Kısacası küreselci entegrasyon, kendi milleti için çalışan yöneticileri çeşitli yöntemlerle şeytanlaştırarak halkının gözünden düşürüyor. Kişisel olarak hiçbir kötülük görmediği halde, etki altında kalıp, halkın oyuyla seçilmiş siyasetçileri boğazını sıkarak öldürmek isteyenleri bile gördük. Ekonomide, küresel ticarette ve dış politikada çeşitli yöntemlerle ülkelerin sosyal, siyasal ve iktisadi hayatlarını olumsuz etkileyebilen, küresel çapta güce sahip yapılanmaların olduğunu, ne gibi işler gördüklerini sadece tek bir medya kuruluşunu izlemeye alıştırılmış kitleler nereden bilsin.

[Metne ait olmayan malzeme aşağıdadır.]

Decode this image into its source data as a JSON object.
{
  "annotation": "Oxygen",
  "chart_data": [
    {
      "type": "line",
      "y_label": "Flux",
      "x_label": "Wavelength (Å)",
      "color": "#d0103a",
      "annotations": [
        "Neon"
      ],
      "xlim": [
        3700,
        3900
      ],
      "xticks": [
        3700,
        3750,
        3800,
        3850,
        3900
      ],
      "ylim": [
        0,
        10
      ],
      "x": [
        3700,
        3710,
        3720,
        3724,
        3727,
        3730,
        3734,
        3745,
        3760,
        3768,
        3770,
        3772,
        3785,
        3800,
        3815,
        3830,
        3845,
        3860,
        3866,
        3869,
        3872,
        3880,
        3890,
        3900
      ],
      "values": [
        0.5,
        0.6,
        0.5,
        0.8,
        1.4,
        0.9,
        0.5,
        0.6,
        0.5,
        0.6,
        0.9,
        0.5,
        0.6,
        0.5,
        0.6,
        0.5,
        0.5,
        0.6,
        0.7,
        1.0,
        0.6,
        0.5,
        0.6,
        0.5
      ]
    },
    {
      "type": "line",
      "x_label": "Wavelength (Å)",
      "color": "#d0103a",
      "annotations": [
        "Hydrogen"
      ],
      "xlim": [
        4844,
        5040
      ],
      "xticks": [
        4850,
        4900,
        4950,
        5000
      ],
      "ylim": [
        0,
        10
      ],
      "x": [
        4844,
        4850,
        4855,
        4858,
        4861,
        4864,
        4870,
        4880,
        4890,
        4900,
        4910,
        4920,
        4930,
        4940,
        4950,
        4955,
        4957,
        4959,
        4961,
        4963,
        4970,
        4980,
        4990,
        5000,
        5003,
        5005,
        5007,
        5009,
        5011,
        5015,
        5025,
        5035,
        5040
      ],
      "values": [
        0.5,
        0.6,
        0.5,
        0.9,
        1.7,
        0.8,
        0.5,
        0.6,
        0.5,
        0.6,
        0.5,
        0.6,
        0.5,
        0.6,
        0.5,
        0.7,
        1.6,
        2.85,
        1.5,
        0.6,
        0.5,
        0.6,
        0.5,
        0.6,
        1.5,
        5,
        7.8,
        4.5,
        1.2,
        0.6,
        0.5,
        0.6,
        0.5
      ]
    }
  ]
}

Gizli servislerin kurduğu paravan vakıfların, resmi bağış listelerinde hangi ülkelerdeki, hangi medya kuruluşlarının olduğu geçenlerde yayınlandı. Aslında her şey aleni yapılıyor, ama araştıran ve gören yok. İnsanlarımızı kutuplaştıran, birbirine düşüren yayınlar tesadüf değil. Tıpkı yüzü maskeli, binaları arabaları taşlayan, elinde molotof kokteyli olan protestocu kılığındaki sokak teröristlerinin tesadüfen sokağa çıkmadığı gibi. Hadi gençler gösterin şunlara derken biraz düşünmek gerekiyor. Amerikalıların çoğu barışçıl yöntemlerle hükümeti protesto edenleri, sokaklarda kaos yaratmak isteyen teröristlerden ayırt etmeyi başardılar. Bizde bırakın böylesi ayırt edici kriterlerin geliştirilmesini, kitlesel nefreti körükleyen medyaların müptelası olmuş, her yalana inanan bir geniş kitlenin varlığına şahit oluyoruz. Ülkelerin birliğini, refahını ve huzurunu sağlamak giderek zorlaşıyor.